Le puceron vert du pois mesure 4 à 6 mm et cause des dégâts par temps sec lors de la fructification. Les gousses sont mal formées et peu productives. Il faut avant tout éviter une fertilisation excessive pour éviter la présence de ce parasite.
En lutte préventive ont encouragera la présence au jardin des prédateurs de pucerons (coccinelles, syrphes, guêpes solitaires, mésanges …). En attendant l’action des ces prédateurs, une attaque importante pourra être limitée par un poudrage avec une poudre de roche ou de la cendre de bois. Une pulvérisation à base de plante (infusion de pelures d’oignons, de tanaisie, d’absinthe, macération d’ortie, …) limite également la prolifération des pucerons.
En lutte directe, si des attaques importantes se répètent plusieurs années de suite, il faut renoncer aux engrais verts de la famille des légumineuses et supprimer ou limiter la fertilisation.
Le sitone du pois est un charançon de 4 à 5 mm.
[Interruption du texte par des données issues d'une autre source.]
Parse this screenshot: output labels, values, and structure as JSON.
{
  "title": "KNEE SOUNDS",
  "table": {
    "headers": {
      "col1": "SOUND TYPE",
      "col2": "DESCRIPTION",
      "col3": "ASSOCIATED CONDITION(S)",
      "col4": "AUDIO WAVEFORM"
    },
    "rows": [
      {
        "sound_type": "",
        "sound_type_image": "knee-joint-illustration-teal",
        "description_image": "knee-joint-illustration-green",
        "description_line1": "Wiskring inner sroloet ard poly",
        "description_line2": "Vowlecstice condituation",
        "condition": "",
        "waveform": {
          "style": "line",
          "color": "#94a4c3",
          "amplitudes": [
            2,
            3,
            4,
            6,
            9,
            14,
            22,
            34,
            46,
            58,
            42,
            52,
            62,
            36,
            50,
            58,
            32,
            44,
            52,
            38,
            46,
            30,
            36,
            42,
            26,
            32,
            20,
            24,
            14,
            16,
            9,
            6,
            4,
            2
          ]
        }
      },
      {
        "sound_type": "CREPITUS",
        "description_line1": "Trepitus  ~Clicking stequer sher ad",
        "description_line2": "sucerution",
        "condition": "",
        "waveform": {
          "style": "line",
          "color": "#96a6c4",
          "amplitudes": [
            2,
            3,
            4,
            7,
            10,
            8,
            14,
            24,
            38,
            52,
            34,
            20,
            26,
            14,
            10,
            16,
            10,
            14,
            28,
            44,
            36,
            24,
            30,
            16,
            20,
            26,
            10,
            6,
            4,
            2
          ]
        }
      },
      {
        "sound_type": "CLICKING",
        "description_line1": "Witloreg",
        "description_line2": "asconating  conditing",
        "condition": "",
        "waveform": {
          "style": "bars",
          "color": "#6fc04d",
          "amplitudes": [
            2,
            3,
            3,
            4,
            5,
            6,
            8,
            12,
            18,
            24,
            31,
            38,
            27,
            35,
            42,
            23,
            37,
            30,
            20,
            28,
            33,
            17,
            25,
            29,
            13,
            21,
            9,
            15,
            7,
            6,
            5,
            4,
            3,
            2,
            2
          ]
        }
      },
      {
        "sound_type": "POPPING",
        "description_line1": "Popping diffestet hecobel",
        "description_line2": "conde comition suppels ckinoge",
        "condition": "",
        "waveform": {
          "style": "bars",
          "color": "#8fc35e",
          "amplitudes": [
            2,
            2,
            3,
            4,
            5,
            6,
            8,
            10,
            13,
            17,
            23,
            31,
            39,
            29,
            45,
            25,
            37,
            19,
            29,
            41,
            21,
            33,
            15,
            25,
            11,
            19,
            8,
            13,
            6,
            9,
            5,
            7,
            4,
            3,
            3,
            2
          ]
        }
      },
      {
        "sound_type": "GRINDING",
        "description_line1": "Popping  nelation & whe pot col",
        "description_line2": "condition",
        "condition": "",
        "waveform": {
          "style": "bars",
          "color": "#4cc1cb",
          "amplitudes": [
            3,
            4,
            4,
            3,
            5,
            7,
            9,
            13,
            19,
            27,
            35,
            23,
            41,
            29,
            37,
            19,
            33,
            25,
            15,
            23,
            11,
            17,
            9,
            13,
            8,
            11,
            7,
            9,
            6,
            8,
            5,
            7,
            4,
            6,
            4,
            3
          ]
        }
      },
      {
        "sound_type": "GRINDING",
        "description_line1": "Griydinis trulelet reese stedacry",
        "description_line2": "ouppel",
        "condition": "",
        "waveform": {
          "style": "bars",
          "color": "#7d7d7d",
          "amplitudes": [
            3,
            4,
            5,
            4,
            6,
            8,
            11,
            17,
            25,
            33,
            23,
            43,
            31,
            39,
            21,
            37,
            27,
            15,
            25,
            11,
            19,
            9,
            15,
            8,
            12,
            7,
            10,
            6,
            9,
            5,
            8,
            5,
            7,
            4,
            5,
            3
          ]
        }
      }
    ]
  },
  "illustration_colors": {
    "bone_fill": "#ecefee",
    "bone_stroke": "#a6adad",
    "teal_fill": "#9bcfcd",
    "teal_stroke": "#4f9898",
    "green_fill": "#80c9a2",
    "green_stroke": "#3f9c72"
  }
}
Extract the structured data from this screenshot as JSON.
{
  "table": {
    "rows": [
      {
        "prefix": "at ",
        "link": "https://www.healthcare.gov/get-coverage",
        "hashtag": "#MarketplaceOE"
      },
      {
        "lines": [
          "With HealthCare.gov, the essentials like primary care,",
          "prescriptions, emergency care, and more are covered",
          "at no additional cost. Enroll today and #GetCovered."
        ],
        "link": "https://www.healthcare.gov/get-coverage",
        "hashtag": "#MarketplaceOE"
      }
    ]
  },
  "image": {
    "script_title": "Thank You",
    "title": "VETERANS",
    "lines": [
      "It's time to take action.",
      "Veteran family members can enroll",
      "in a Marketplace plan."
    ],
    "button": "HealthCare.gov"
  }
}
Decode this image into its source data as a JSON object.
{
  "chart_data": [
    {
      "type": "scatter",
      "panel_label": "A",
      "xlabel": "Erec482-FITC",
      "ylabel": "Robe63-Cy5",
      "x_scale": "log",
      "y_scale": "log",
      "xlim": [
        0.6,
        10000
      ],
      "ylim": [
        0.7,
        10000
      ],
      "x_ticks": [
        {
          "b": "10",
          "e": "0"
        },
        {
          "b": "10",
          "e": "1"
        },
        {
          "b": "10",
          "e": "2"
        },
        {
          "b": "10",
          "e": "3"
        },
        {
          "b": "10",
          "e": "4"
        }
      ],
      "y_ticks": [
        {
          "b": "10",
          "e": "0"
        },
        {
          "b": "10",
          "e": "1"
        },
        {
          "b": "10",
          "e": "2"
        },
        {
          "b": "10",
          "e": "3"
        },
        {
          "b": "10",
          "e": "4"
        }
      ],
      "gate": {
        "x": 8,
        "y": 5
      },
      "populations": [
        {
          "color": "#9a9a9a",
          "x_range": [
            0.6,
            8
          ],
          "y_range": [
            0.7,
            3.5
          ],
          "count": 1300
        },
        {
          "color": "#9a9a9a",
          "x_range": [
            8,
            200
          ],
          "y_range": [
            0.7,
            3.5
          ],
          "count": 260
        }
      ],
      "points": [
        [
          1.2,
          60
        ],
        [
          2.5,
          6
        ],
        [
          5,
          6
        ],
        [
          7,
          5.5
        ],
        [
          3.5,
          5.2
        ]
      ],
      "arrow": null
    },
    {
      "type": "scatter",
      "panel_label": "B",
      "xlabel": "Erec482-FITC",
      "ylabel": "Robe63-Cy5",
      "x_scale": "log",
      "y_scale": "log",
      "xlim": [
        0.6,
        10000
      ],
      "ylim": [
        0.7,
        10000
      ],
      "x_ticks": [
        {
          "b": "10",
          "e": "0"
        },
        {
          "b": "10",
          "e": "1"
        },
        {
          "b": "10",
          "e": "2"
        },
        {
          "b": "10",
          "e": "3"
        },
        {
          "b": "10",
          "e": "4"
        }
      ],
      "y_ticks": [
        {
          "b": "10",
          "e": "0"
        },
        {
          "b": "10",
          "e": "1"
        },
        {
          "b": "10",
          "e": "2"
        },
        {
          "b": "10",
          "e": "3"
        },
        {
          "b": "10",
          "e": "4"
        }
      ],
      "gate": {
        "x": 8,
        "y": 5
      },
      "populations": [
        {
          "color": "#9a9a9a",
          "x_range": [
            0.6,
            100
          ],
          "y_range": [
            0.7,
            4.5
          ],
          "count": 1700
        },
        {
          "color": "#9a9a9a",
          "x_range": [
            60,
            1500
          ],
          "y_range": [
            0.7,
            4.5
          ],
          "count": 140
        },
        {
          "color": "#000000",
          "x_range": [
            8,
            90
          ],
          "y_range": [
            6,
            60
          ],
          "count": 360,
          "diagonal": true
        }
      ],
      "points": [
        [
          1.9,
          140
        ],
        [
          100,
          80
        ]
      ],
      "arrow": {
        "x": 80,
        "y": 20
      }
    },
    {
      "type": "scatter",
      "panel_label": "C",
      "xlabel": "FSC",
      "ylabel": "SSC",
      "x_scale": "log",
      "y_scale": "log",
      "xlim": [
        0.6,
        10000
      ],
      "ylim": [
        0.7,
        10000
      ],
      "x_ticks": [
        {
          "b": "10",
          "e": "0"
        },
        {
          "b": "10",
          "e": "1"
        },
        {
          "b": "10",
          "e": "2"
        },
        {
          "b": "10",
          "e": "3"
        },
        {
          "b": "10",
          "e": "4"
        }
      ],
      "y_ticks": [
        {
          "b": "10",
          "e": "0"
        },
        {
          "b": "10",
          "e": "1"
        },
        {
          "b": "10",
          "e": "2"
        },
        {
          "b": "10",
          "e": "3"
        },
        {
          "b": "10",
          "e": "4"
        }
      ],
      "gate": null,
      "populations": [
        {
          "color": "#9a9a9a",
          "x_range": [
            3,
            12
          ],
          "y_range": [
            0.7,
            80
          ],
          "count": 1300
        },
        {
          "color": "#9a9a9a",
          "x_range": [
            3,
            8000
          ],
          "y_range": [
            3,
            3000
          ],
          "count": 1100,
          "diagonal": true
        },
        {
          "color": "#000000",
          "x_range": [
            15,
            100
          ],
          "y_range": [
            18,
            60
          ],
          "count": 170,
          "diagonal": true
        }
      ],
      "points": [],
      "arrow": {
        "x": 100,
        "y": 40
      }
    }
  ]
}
Les adultes attaques les feuilles en y pratiquant de petites découpes arrondies. Les larves dévorent les racines. Les dégâts sont rarement importants.
La lutte préventive consiste à accélérer la croissance des jeunes plants par un apport de purin d’ortie au printemps ; les rotations doivent être respectées ; poudrer les plantules avec de la poudre de roche.
La lutte directe consistera en deux ou trois pulvérisations avec une infusion de tanaisie ou d’absinthe ; en cas de forte attaque, il faut renoncer, pendant cinq à six ans, aux légumineuses comme engrais vert : trèfle, luzerne, vesce, féverole.